In India, much of the estimated storage potential is based on surface-level knowledge of geological formations. Further, the development of these resources and infrastructure for capture and transport of CO₂ for safe commercial injection can take up to two decades. This is a long lead time for the industry to wait.
India needs policy changes
For CCUS to be a viable and scalable way of reducing emissions from hard-to-abate sectors in India, the following steps are required.
First, develop alternative technologies for carbon capture to reduce costs. Innovative technologies such as metal hydroxide and metal organic frameworks should be considered to bring down the cost of carbon capture.
Second, include CCU under India’s National Green Hydrogen Mission, which aims to make the country a global hub for the production, usage and export of green hydrogen. Green hydrogen is fundamental for the production of synthetic hydrocarbons, and so the national mission should be extended to include targets and incentives for CCU products.
Third, assess and explore basalt resources as a priority. Detailed mapping and assessment of basalt is required to determine its true storage potential and identify locations for carbon injection.
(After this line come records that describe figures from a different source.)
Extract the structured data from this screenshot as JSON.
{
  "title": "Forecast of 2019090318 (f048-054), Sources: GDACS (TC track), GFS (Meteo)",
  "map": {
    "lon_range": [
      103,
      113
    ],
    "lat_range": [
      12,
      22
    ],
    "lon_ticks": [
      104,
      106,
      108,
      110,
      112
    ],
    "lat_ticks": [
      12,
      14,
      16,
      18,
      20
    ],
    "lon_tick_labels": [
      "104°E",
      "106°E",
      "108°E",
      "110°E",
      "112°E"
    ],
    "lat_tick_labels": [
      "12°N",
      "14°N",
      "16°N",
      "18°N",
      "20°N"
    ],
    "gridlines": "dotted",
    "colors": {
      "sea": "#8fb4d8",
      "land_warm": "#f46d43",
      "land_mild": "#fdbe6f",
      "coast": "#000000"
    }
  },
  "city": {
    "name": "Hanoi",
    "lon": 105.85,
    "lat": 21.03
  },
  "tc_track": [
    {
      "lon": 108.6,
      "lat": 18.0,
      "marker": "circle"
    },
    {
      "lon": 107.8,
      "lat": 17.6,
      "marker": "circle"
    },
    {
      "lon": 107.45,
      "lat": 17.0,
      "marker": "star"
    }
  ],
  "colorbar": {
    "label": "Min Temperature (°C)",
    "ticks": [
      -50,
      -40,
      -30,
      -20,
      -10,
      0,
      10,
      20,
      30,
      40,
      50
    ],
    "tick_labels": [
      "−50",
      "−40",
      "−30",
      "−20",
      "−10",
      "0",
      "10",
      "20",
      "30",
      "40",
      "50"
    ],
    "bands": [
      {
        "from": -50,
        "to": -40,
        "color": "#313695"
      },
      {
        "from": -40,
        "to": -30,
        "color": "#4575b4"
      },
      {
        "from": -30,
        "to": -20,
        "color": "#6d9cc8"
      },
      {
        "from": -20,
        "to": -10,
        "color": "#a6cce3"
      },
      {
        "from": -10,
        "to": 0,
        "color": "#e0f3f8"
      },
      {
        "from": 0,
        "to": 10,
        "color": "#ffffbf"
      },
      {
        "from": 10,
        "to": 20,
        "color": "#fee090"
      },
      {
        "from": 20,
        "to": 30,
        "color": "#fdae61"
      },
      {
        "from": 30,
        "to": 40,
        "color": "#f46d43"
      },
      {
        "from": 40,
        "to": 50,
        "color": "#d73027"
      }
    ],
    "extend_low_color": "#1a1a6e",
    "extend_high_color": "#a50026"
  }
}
Pilots are also needed to determine feasibility, identify operational constraints, and give confidence to the industry that CCS is possible in India.
It is time for India to actively consider and develop CCUS technologies across its industries
Fourth, license acreage for CCS development. Providing land exploration licences to public sector undertakings or private parties will accelerate the identification and development of potential CO₂ reservoirs. The government can then generate revenue based on the amount of CO₂ injected and stored.
Fifth, develop and update existing industry standards and regulations to incorporate carbon capture and storage. Regulations for transporting CO₂, operating CCUS sites and safety standards need to be developed to avoid potential hazards such as CO₂ leakage or groundwater contamination.
And finally, build a collaborative research network. Experience and learnings from other geographies (such as the United States, Iceland, Norway and Australia, which already have operational CCS facilities) will help accelerate the development of CCS in India.
India is charging towards decarbonisation, embracing renewables and aspiring to lead in green hydrogen. To solidify its net-zero goals, it is time for India to actively consider and develop CCUS technologies across its industries.